2020, International Year of Plant Health
By Carlos Palomar, General Director of AEPLA.
On December 2, the Food and Agriculture Organization of the United Nations (FAO) officially presented 2020 as the International Year of Plant Health. Through this commemoration, it is intended to increase worldwide awareness of the importance of plant health protection as a basic and indispensable tool to help eradicate hunger, reduce poverty, protect the environment and boost development. economic.
At present, plants constitute 80% of the food we eat daily, in addition to generating 98% of the oxygen we breathe, which allows us to get an idea of its essential role not only for our well-being and quality of life, but also For our survival. However, despite their importance, they are constantly threatened, and increasingly frequent, by the appearance of numerous pests and diseases, on which it is necessary to act with all the means at our disposal.
Qu Dongyu, Director General of FAO, said in the presentation of this International Year of Plant Health that “plants are the fundamental basis for life on Earth and are the most important pillar of human nutrition. But having healthy plants is not something we can take for granted. ”
We must bear in mind that both climate change and our behavior as a species are affecting the ecosystems of the Planet, damaging their biodiversity and generating the favorable conditions for these pests and diseases to thrive at a faster rate.
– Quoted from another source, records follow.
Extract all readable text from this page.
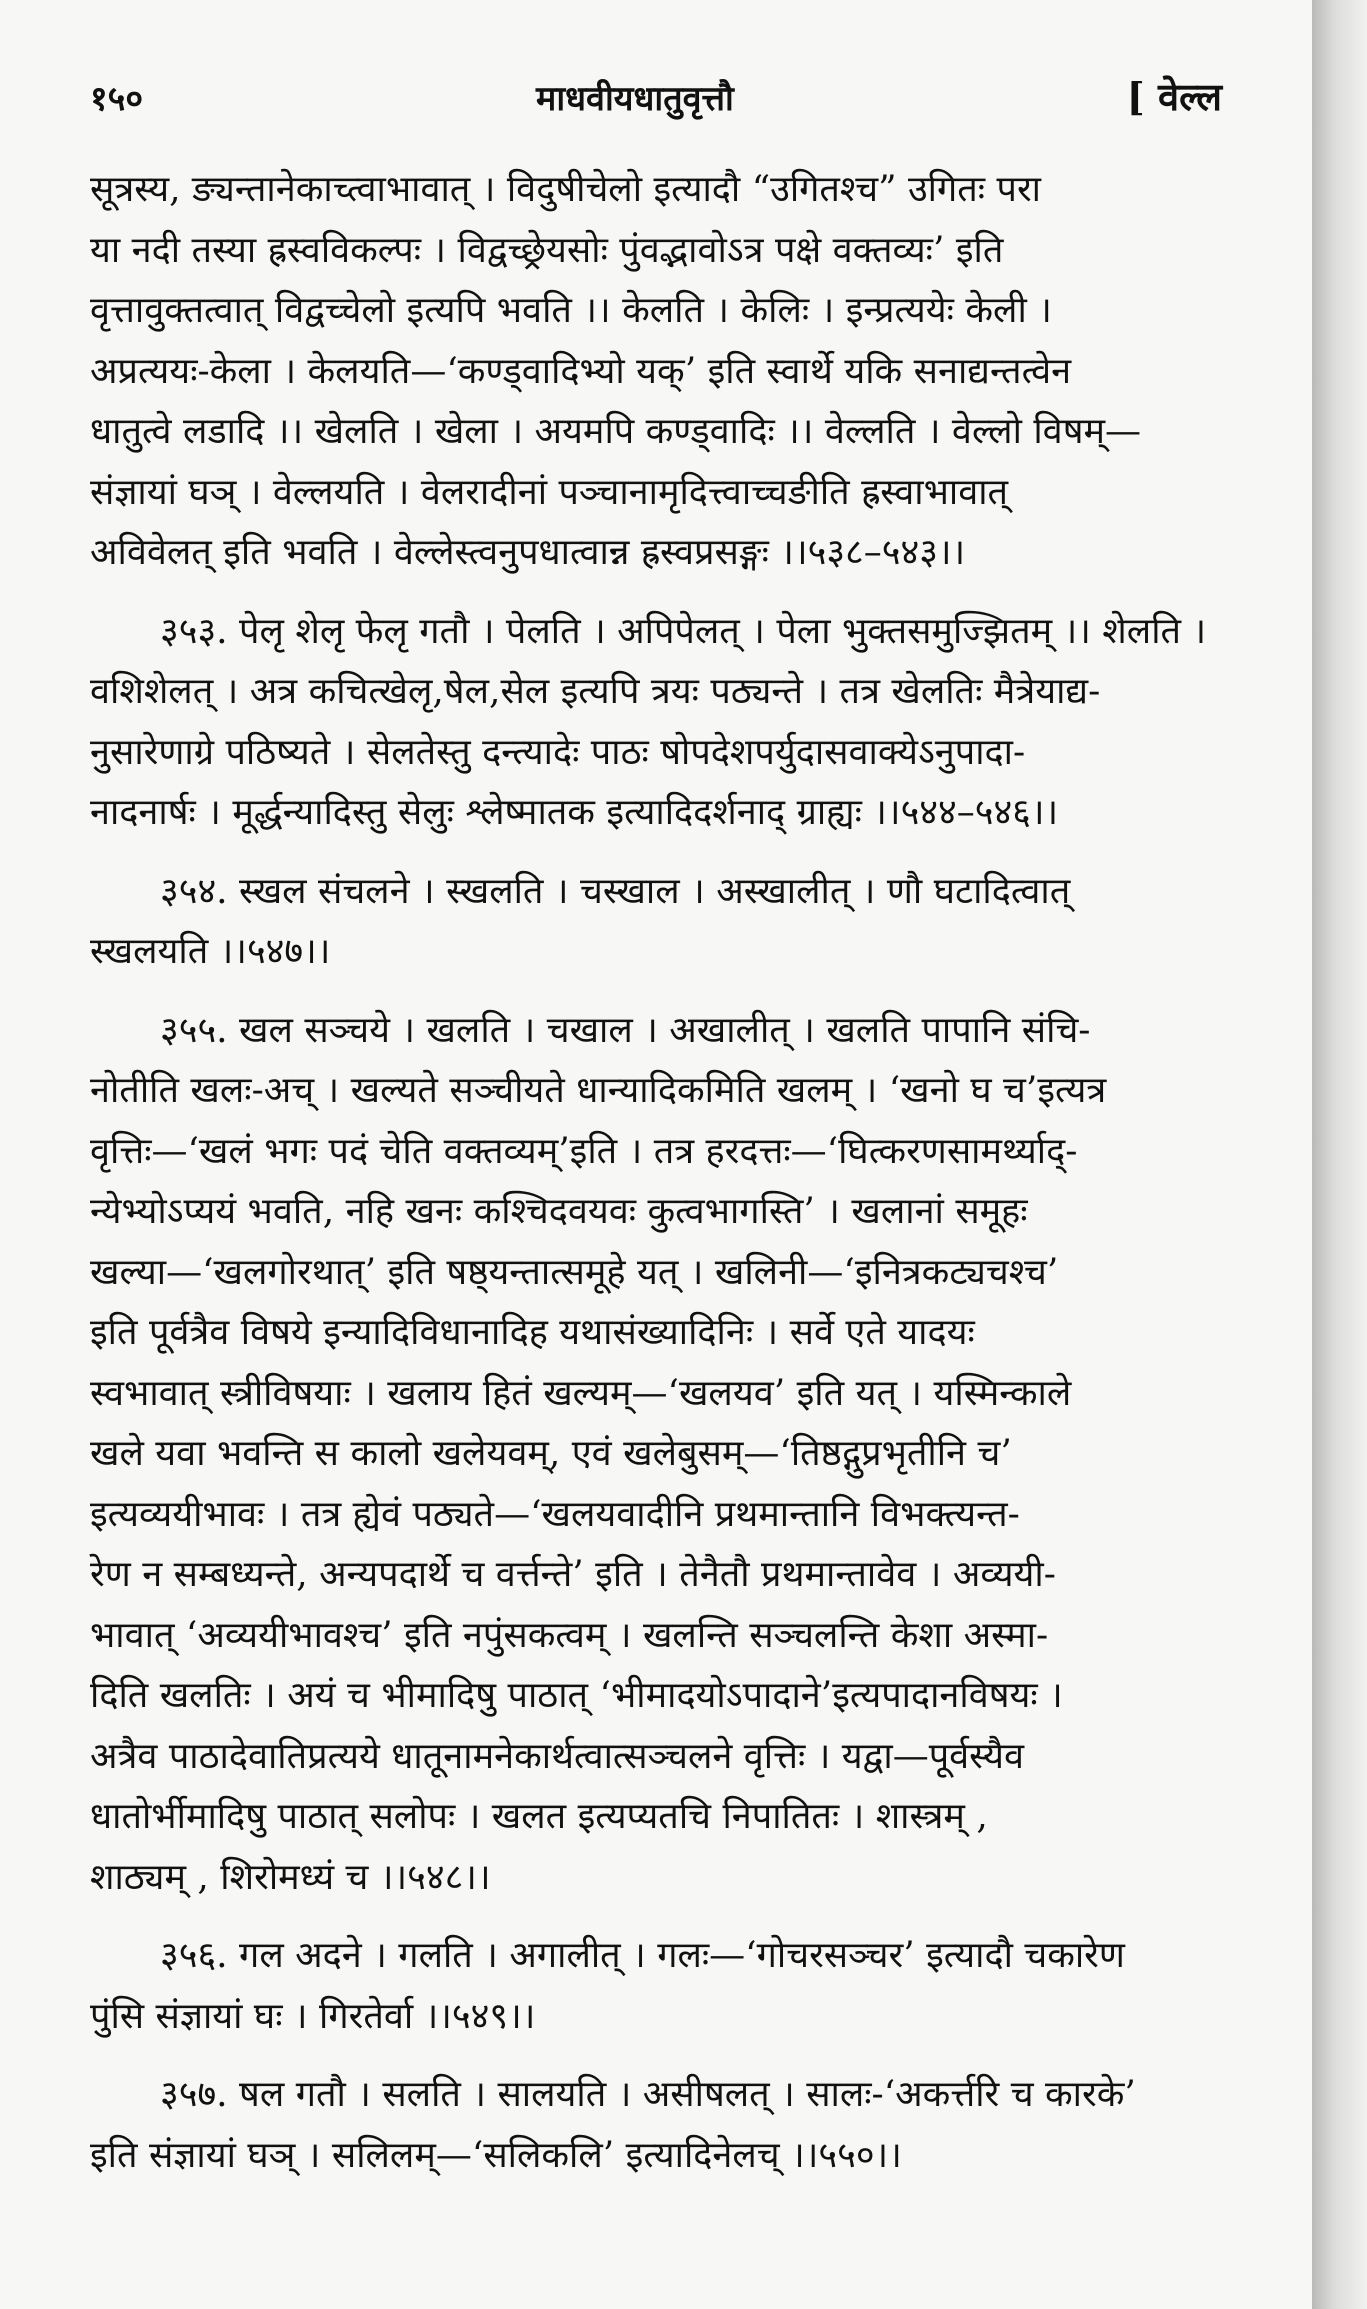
१५०	माधवीयधातुवृत्तौ	[ वेल्ल

सूत्रस्य, ङ्यन्तानेकाच्त्वाभावात् । विदुषीचेलो इत्यादौ “उगितश्च” उगितः परा
या नदी तस्या ह्रस्वविकल्पः । विद्वच्छ्रेयसोः पुंवद्भावोऽत्र पक्षे वक्तव्यः’ इति
वृत्तावुक्तत्वात् विद्वच्चेलो इत्यपि भवति ।। केलति । केलिः । इन्प्रत्ययेः केली ।
अप्रत्ययः-केला । केलयति—‘कण्ड्वादिभ्यो यक्’ इति स्वार्थे यकि सनाद्यन्तत्वेन
धातुत्वे लडादि ।। खेलति । खेला । अयमपि कण्ड्वादिः ।। वेल्लति । वेल्लो विषम्—
संज्ञायां घञ् । वेल्लयति । वेलरादीनां पञ्चानामृदित्त्वाच्चङीति ह्रस्वाभावात्
अविवेलत् इति भवति । वेल्लेस्त्वनुपधात्वान्न ह्रस्वप्रसङ्गः ।।५३८–५४३।।

३५३. पेलृ शेलृ फेलृ गतौ । पेलति । अपिपेलत् । पेला भुक्तसमुज्झितम् ।। शेलति ।
वशिशेलत् । अत्र कचित्खेलृ,षेल,सेल इत्यपि त्रयः पठ्यन्ते । तत्र खेलतिः मैत्रेयाद्य-
नुसारेणाग्रे पठिष्यते । सेलतेस्तु दन्त्यादेः पाठः षोपदेशपर्युदासवाक्येऽनुपादा-
नादनार्षः । मूर्द्धन्यादिस्तु सेलुः श्लेष्मातक इत्यादिदर्शनाद् ग्राह्यः ।।५४४–५४६।।

३५४. स्खल संचलने । स्खलति । चस्खाल । अस्खालीत् । णौ घटादित्वात्
स्खलयति ।।५४७।।

३५५. खल सञ्चये । खलति । चखाल । अखालीत् । खलति पापानि संचि-
नोतीति खलः-अच् । खल्यते सञ्चीयते धान्यादिकमिति खलम् । ‘खनो घ च’इत्यत्र
वृत्तिः—‘खलं भगः पदं चेति वक्तव्यम्’इति । तत्र हरदत्तः—‘घित्करणसामर्थ्याद्-
न्येभ्योऽप्ययं भवति, नहि खनः कश्चिदवयवः कुत्वभागस्ति’ । खलानां समूहः
खल्या—‘खलगोरथात्’ इति षष्ठ्यन्तात्समूहे यत् । खलिनी—‘इनित्रकट्यचश्च’
इति पूर्वत्रैव विषये इन्यादिविधानादिह यथासंख्यादिनिः । सर्वे एते यादयः
स्वभावात् स्त्रीविषयाः । खलाय हितं खल्यम्—‘खलयव’ इति यत् । यस्मिन्काले
खले यवा भवन्ति स कालो खलेयवम्, एवं खलेबुसम्—‘तिष्ठद्गुप्रभृतीनि च’
इत्यव्ययीभावः । तत्र ह्येवं पठ्यते—‘खलयवादीनि प्रथमान्तानि विभक्त्यन्त-
रेण न सम्बध्यन्ते, अन्यपदार्थे च वर्त्तन्ते’ इति । तेनैतौ प्रथमान्तावेव । अव्ययी-
भावात् ‘अव्ययीभावश्च’ इति नपुंसकत्वम् । खलन्ति सञ्चलन्ति केशा अस्मा-
दिति खलतिः । अयं च भीमादिषु पाठात् ‘भीमादयोऽपादाने’इत्यपादानविषयः ।
अत्रैव पाठादेवातिप्रत्यये धातूनामनेकार्थत्वात्सञ्चलने वृत्तिः । यद्वा—पूर्वस्यैव
धातोर्भीमादिषु पाठात् सलोपः । खलत इत्यप्यतचि निपातितः । शास्त्रम् ,
शाठ्यम् , शिरोमध्यं च ।।५४८।।

३५६. गल अदने । गलति । अगालीत् । गलः—‘गोचरसञ्चर’ इत्यादौ चकारेण
पुंसि संज्ञायां घः । गिरतेर्वा ।।५४९।।

३५७. षल गतौ । सलति । सालयति । असीषलत् । सालः-‘अकर्त्तरि च कारके’
इति संज्ञायां घञ् । सलिलम्—‘सलिकलि’ इत्यादिनेलच् ।।५५०।।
Likewise, the effects of globalization, and especially the improvement in the means for the development of travel and the growth of international trade, facilitate the spread of these threats in spaces far from their place of origin, which influences the impact of plant species that are not prepared for these new threats, causing greater damage to native plants, both for agricultural and wild crops.
Therefore, from FAO it is considered essential that, “as with human or animal health, prevention is better than cure in the phytosanitary field.” Indeed, plant health, like human health, begins with prevention, continues with surveillance and ends, if necessary, with healing. And this is where plant protection products play an important role. These solutions are to the plants what medicines to people, protect them from pests, diseases and weeds that threaten them, thus guaranteeing the profitability of farms and a sufficient supply of healthy, safe and affordable food for all the consumers.
The ignorance that exists about these products has generated an incompressible bad image of them, spreading the doubt about their safety. Nothing is further from reality. The safety of the food we consume and that have been protected with phytosanitary products is guaranteed in the first place, thanks to the important effort made by the companies that manufacture them in R&D (developing a new active substance requires an investment of between 250 and 300 million euros and about 11 years of research), secondly, for the strict evaluation controls that must be passed in order to be authorized, and finally, for the correct use that they make the farmers, applying them when strictly necessary, in its fair measure and following the indications of the product label and in the doses prescribed by the technical advisor.
From AEPLA we try to communicate and inform with transparency about the true reality of science applied to agriculture, because as Leonardo Da Vinci said decía the most useful science is that whose fruit is the most communicable ’. 2020 gives us the opportunity to discuss and provide light on Plant Health, which no less unknown is no longer necessary to ensure the food that comes to our tables every day.